Paper Review Mining Framework Usage Graphs from App Corpora

High-level

Summary:

Scale the mining of API usage graphs from software.

Use frequent itemset mining (NOTE: recommendation algorithm for grouping frequently-used-together items together) to restrict the search for groums to smaller subsets of methods in the given corpus. Then, we pose the subgraph isomorphism as a SAT problem and apply efficient pre-processing algorithms to rule out fruitless comparisons ahead of time. Finally, we identify containment relationships between clusters of groums to characterize popular usage patterns in the corpus (as well as classify less popular patterns as possible anomalies).

Evaluation:

scales on a corpus of over five hundred open source Android applications

Takeaways:

graph-based object usage models (groums). Groums are a promising approach to represent usage patterns for object-oriented libraries because they simultaneously describe control flow and data dependencies

Practical Value

What you can learn from this to make your research better?

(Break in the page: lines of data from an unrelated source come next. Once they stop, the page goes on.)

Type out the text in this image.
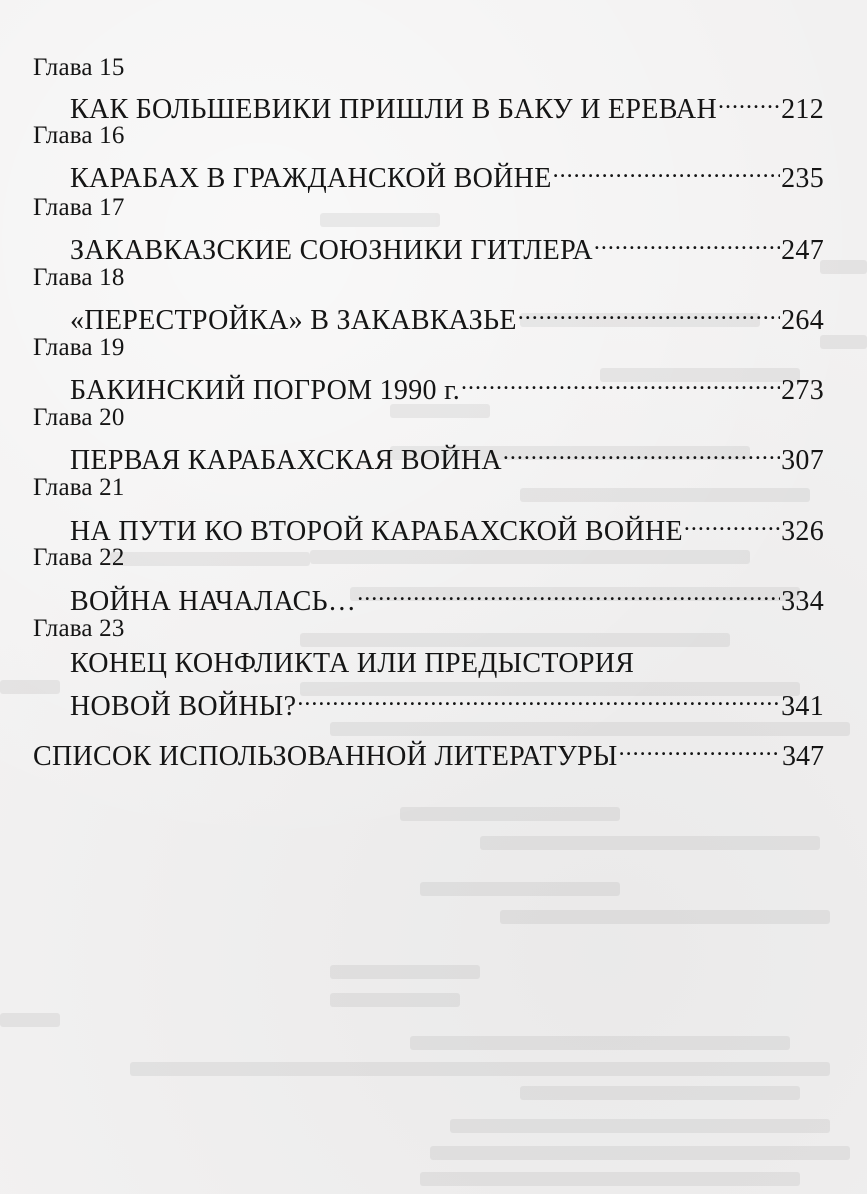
Глава 15
КАК БОЛЬШЕВИКИ ПРИШЛИ В БАКУ И ЕРЕВАН ..... 212
Глава 16
КАРАБАХ В ГРАЖДАНСКОЙ ВОЙНЕ .....	235
Глава 17
ЗАКАВКАЗСКИЕ СОЮЗНИКИ ГИТЛЕРА .....	247
Глава 18
«ПЕРЕСТРОЙКА» В ЗАКАВКАЗЬЕ .....	264
Глава 19
БАКИНСКИЙ ПОГРОМ 1990 г. .....	273
Глава 20
ПЕРВАЯ КАРАБАХСКАЯ ВОЙНА .....	307
Глава 21
НА ПУТИ КО ВТОРОЙ КАРАБАХСКОЙ ВОЙНЕ .....	326
Глава 22
ВОЙНА НАЧАЛАСЬ… .....	334
Глава 23
КОНЕЦ КОНФЛИКТА ИЛИ ПРЕДЫСТОРИЯ
НОВОЙ ВОЙНЫ? .....	341
СПИСОК ИСПОЛЬЗОВАННОЙ ЛИТЕРАТУРЫ .....	347
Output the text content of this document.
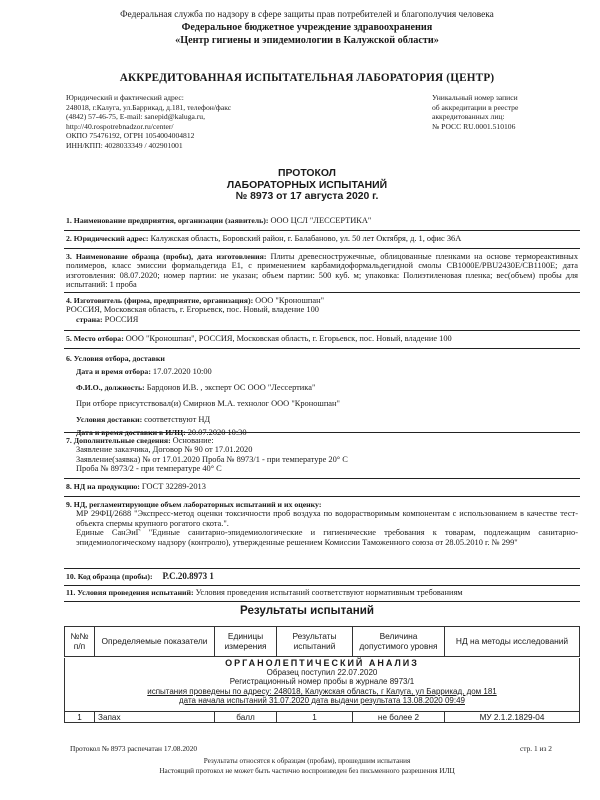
Федеральная служба по надзору в сфере защиты прав потребителей и благополучия человека
Федеральное бюджетное учреждение здравоохранения
«Центр гигиены и эпидемиологии в Калужской области»
АККРЕДИТОВАННАЯ ИСПЫТАТЕЛЬНАЯ ЛАБОРАТОРИЯ (ЦЕНТР)
Юридический и фактический адрес:
248018, г.Калуга, ул.Баррикад, д.181, телефон/факс
(4842) 57-46-75, E-mail: sanepid@kaluga.ru,
http://40.rospotrebnadzor.ru/center/
ОКПО 75476192, ОГРН 1054004004812
ИНН/КПП: 4028033349 / 402901001
Уникальный номер записи
об аккредитации в реестре
аккредитованных лиц:
№ РОСС RU.0001.510106
ПРОТОКОЛ
ЛАБОРАТОРНЫХ ИСПЫТАНИЙ
№ 8973 от 17 августа 2020 г.
1. Наименование предприятия, организации (заявитель): ООО ЦСЛ "ЛЕССЕРТИКА"
2. Юридический адрес: Калужская область, Боровский район, г. Балабаново, ул. 50 лет Октября, д. 1, офис 36А
3. Наименование образца (пробы), дата изготовления: Плиты древесностружечные, облицованные пленками на основе термореактивных полимеров, класс эмиссии формальдегида Е1, с применением карбамидоформальдегидной смолы СВ1000Е/PBU2430E/CB1100E; дата изготовления: 08.07.2020; номер партии: не указан; объем партии: 500 куб. м; упаковка: Полиэтиленовая пленка; вес(объем) пробы для испытаний: 1 проба
4. Изготовитель (фирма, предприятие, организация): ООО "Кроношпан"
РОССИЯ, Московская область, г. Егорьевск, пос. Новый, владение 100
страна: РОССИЯ
5. Место отбора: ООО "Кроношпан", РОССИЯ, Московская область, г. Егорьевск, пос. Новый, владение 100
6. Условия отбора, доставки
Дата и время отбора: 17.07.2020 10:00
Ф.И.О., должность: Бардонов И.В. , эксперт ОС ООО "Лессертика"
При отборе присутствовал(и) Смирнов М.А. технолог ООО "Кроношпан"
Условия доставки: соответствуют НД
Дата и время доставки в ИЛЦ: 20.07.2020 10:30
7. Дополнительные сведения: Основание:
Заявление заказчика, Договор № 90 от 17.01.2020
Заявление(заявка) № от 17.01.2020 Проба № 8973/1 - при температуре 20° С
Проба № 8973/2 - при температуре 40° С
8. НД на продукцию: ГОСТ 32289-2013
9. НД, регламентирующие объем лабораторных испытаний и их оценку:
МР 29ФЦ/2688 "Экспресс-метод оценки токсичности проб воздуха по водорастворимым компонентам с использованием в качестве тест-объекта спермы крупного рогатого скота.".
Единые СанЭиГ "Единые санитарно-эпидемиологические и гигиенические требования к товарам, подлежащим санитарно-эпидемиологическому надзору (контролю), утвержденные решением Комиссии Таможенного союза от 28.05.2010 г. № 299"
10. Код образца (пробы): Р.С.20.8973 1
11. Условия проведения испытаний: Условия проведения испытаний соответствуют нормативным требованиям
Результаты испытаний
№№ п/п	Определяемые показатели	Единицы измерения	Результаты испытаний	Величина допустимого уровня	НД на методы исследований
ОРГАНОЛЕПТИЧЕСКИЙ АНАЛИЗ
Образец поступил 22.07.2020
Регистрационный номер пробы в журнале 8973/1
испытания проведены по адресу: 248018, Калужская область, г Калуга, ул Баррикад, дом 181
дата начала испытаний 31.07.2020 дата выдачи результата 13.08.2020 09:49
1	Запах	балл	1	не более 2	МУ 2.1.2.1829-04
Протокол № 8973 распечатан 17.08.2020	стр. 1 из 2
Результаты относятся к образцам (пробам), прошедшим испытания
Настоящий протокол не может быть частично воспроизведен без письменного разрешения ИЛЦ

Their approach is a pretty standard way to clustering things together — probably better than NLP based approach (TF-IDF).

Details and Problems From the presenters’ point of view, what questions might audience ask?

How to validate the correctness of usage graphs?

We did our best to select the reference patterns in an unbiased way. We recognize that our understanding of the API usage and some of the online sources may in fact be erroneous. Two of the paper’s authors collected and validated the reference patterns, consulting additional documentation (e.g. StackOverflow posts, the Android source code) and, in the most uncertain cases, an Android developer. The evaluation of the patterns was manual and hence, prone to the same threats to validity. In this case, three of the paper’s authors validated the results. Finally, the classification of the patterns is not formal and hence it is open to interpretations.

Our future work will focus on overcoming some limitations of the approach, like using interprocedural analysis, and on code completion and automatic repair.

What are the size of each app? How does that impact the performance of the tool?

Since BIGGROUM works on byte-code, we tried to compile the apps (with the gradlew command), keeping only the ones that compile, for a total of 542 apps. Why not simply use APK?

We obtained the input required by the GrouMiner tool by slicing the app code in the corpus to produce a java code containing only the method of interest and the class members accessed by the method. What is the impact of this slicing operation?